池底下同時裂開了一個三尺見方的圓洞。在圓洞之內,有一個石造的圓盤,軋軋的作響,緩緩地轉動。
洞旁的一面石壁同時亦軋軋的上升,露出了另一個石室。
那個石室並不怎樣大,裏面堆放著好些鐵箱子,那些鐵箱子形狀古雅,非常精緻從箱外的紋理看來,這毫無疑問,就是當年七王爺被劫去的一批珍寶。
這個石室才是真正的藏寶地方。
開關的所在,也就是那個石盤,要找到那個石盤,必須先準確按動壁虎石上那些圓石。
然後待池水盡退,圓盤那個洞裂出,再轉動那個圓盤,藏寶洞那道石門才會打開。
可是殷天賜那一掌卻不但將壁虎震碎,而且還觸發所有的開關。
藏珍終於出現了。
殷天賜連最後的一眼也已看不到,他的頭雖然正好滾到石門下,他的眼雖睜大,但已經看不見東西。
他的生命已完全斷絕。
鮮血已染紅了石室的門前,也染紅了池底。
南宮絕沒有理會那些藏珍,他被震出了丈外,身形踉蹌,只差點沒有跌倒地上。
他的臉色很難看,一張嘴,突然噴出一口鮮血。
殷天賜死前那一掌竟然還有如此的威力!
他舉袖一擦嘴角,立即向柳西川那邊奔過去。
從他的舉止看來,他傷得還不重,還可以支持得住。
阮平、青鳳也沒有理會那個藏寶洞,驚呼著都一齊奔向柳西川。
柳西川倒在碎石之上,面如金紙,氣若游絲。
他的眼睛勉強睜大,眼神很混濁,臉上的表情很複雜,也不知是悲哀還是喜悦。
南宮絕上前,一把將柳西川扶住,急聲道:“老前輩……”
“他可是已死了?”
聲音很微弱,一開口,血就從他的嘴角流下。
他雖然睜大眼睛,卻已經看不見東西,所以才會那樣問。
南宮絕聽得心頭一陣刺痛,道:“老前輩將他一劍穿心,晚輩補一劍,將他的頭顱斬下!”
“很好”柳西川嘆息道:“這個人早就該死了……”
青鳳這時候已走近來,扶著柳西川的另一邊身子,輕呼道:“柳叔叔……”
柳西川道:“是鳳兒嗎?”
青鳳哀聲道:“是……叔叔你怎樣了?”
柳西川道:“相信活不下去的了。”
青風道:“不會的……”
柳西川苦笑道:“人總會有死的一天,活到我這種年紀,就是死,也應該高興。
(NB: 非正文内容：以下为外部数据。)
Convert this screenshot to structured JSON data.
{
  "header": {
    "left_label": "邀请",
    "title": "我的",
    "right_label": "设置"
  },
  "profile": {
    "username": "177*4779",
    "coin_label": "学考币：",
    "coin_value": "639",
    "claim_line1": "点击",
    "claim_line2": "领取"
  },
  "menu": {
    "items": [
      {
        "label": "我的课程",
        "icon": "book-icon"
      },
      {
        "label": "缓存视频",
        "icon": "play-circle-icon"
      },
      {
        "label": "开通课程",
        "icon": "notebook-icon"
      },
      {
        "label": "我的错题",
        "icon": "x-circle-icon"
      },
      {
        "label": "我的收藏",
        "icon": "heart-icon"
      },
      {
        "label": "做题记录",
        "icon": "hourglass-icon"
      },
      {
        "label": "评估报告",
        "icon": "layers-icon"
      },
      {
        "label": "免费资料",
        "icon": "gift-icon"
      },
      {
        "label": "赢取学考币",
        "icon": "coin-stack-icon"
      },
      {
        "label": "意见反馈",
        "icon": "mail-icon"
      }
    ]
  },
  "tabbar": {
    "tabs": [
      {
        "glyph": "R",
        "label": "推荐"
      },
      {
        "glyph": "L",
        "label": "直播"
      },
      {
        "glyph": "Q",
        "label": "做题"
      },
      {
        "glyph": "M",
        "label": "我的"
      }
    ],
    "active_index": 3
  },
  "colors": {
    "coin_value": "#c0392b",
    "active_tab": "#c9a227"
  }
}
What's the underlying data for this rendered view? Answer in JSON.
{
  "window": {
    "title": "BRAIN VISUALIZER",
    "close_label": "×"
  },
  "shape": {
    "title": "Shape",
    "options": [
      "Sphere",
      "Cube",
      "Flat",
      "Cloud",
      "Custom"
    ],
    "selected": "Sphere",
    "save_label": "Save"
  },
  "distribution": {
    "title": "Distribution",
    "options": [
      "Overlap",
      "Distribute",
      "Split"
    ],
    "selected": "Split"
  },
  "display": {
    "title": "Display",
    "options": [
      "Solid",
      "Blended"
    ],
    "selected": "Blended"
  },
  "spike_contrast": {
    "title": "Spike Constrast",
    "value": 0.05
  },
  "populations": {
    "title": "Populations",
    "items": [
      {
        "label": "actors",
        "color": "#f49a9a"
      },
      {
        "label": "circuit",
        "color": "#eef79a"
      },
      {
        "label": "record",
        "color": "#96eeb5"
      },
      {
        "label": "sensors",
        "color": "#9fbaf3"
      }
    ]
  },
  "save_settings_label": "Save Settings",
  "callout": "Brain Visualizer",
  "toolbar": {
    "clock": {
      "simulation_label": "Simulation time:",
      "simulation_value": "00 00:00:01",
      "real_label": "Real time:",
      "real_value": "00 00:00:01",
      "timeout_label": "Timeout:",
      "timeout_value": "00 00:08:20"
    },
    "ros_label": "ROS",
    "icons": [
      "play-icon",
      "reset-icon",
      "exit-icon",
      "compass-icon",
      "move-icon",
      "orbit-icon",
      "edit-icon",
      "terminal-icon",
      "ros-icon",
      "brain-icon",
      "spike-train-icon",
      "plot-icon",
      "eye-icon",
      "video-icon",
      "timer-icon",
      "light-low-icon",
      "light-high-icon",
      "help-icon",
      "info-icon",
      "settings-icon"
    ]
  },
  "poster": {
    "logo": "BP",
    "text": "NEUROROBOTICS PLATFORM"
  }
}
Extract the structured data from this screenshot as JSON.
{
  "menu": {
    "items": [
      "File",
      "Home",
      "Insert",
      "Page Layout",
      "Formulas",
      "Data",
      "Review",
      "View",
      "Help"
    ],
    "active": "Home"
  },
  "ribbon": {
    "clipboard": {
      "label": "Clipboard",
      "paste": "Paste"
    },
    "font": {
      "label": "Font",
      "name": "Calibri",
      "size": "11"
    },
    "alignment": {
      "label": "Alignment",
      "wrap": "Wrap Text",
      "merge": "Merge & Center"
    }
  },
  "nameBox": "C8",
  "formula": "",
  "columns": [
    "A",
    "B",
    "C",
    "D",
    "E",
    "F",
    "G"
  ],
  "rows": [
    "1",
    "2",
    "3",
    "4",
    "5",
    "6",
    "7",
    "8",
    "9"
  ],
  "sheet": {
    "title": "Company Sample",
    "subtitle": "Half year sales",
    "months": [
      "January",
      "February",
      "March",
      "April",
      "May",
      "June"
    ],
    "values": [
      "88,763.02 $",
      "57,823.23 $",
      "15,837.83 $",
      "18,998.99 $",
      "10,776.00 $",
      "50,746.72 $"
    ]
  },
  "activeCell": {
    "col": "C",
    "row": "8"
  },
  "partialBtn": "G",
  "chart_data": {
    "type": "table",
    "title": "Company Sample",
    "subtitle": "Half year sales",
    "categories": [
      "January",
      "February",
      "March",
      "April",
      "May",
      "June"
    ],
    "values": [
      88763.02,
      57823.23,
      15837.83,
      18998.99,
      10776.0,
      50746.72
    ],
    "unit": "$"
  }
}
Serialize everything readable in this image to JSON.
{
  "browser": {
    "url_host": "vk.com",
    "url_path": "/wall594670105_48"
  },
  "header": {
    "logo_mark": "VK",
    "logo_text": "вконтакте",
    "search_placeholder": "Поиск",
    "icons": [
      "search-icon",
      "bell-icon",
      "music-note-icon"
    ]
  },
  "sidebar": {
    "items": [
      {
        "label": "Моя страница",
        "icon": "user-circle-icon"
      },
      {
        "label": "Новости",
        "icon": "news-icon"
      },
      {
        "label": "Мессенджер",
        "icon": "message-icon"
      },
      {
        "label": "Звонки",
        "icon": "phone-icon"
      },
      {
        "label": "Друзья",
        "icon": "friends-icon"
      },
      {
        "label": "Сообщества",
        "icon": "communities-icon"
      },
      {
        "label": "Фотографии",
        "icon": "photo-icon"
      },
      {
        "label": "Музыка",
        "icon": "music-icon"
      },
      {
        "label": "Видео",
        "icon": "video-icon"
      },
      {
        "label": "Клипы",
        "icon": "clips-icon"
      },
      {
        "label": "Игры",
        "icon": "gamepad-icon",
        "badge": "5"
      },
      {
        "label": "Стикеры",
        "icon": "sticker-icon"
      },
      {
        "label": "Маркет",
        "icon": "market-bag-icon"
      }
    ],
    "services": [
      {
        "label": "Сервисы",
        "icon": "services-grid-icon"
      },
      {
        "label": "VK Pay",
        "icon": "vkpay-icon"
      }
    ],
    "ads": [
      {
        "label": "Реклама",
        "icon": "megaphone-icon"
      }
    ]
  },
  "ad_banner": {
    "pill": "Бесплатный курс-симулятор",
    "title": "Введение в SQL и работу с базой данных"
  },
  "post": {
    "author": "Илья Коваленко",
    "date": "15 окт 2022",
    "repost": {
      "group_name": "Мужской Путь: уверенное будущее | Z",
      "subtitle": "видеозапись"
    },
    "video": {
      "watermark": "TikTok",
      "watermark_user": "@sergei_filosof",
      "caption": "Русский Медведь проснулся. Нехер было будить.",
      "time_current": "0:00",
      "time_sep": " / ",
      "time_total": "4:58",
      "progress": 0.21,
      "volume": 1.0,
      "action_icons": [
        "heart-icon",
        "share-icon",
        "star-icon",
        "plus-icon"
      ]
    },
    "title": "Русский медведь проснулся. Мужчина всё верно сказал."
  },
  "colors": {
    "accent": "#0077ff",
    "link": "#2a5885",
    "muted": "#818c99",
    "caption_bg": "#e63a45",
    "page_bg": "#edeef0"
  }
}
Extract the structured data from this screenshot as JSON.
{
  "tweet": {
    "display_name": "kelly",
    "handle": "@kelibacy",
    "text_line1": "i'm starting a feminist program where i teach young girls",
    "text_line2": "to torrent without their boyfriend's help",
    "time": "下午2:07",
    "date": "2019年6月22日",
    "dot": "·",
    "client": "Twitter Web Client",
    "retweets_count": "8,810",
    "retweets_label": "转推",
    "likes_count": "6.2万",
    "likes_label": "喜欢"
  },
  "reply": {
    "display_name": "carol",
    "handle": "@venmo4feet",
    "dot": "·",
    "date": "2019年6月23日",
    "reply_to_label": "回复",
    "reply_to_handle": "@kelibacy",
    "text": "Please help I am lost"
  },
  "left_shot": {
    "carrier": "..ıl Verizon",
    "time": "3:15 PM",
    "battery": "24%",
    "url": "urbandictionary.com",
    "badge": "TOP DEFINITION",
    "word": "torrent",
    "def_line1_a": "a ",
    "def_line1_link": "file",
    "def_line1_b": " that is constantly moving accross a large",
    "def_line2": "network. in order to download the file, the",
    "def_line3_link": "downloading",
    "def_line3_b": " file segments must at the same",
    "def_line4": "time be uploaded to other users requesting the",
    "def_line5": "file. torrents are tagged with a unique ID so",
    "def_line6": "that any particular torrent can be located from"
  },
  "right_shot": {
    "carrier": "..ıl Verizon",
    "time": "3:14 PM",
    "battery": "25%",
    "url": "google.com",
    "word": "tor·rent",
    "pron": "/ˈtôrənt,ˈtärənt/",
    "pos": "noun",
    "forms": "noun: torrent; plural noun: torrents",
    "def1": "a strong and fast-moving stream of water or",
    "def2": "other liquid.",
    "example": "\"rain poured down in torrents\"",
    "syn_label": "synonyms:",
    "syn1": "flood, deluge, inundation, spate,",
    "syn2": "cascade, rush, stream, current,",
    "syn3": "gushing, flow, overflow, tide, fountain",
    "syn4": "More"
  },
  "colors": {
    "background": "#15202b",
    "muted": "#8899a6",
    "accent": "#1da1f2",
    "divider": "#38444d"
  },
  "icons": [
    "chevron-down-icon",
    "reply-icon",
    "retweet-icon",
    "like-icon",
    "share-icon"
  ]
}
”
青鳳的眼淚不斑流下。
柳西川接道:“叔叔唯一放心不下的,就是你的終身……”
話説到一半,他的面色突然又一變。
整個山洞即時震動起來。
柳西川脱口問道:“你們可是誤觸機關,將寶藏的秘門弄開了?”
南宮絕目光轉向那傭璀滿箱子的秘洞,道:“殷天賜臨死一掌,擊碎了那隻石壁虎……”
柳西川失聲道:“不好!”
南宮絕道:“什麼?”
柳西川道:“那道機關必須按照九宮八卦排列開啓,若是硬來,其他的機關裝置就會被牽動,整個藏寶洞就會崩塌了。”
南宮絕道:“那麼我們趕快離開!”雙手將柳西川抱起來。
這説話之間,藏寶洞震動得更厲害。
南宮絕不再遲疑,呼道:“鳳姑娘、小阮,快離開這裏!”
話未完,“轟”然一聲,一塊大石已然塌下。
藏寶洞的四壁跟著四分五裂,彷彿有一種無形的力量,將洞壁擊碎。
青鳳、阮平不敢怠慢,慌忙舉步,向藏寶洞的門口奔過去。
南宮絕抱著柳西川,亦展開身形向門那邊急掠。
隨著他們的移動,藏寶洞的石鐘乳一條條的崩塌,洞頂裂處,砂石磙落,塵土飛揚。
有幾塊石頭險些就睡在他們的身上,幸虧他們的身形靈活,才閃避過去。
“轟轟隆隆”之聲不絕於耳,到他們奔出藏寶洞外,大半個藏寶洞已經被崩塌的石塊淹沒。
藏寶洞中雖然如天崩地裂一樣,對於洞外的三遊洞卻沒有多大影響,只是中間有幾塊石頭崩塌下來。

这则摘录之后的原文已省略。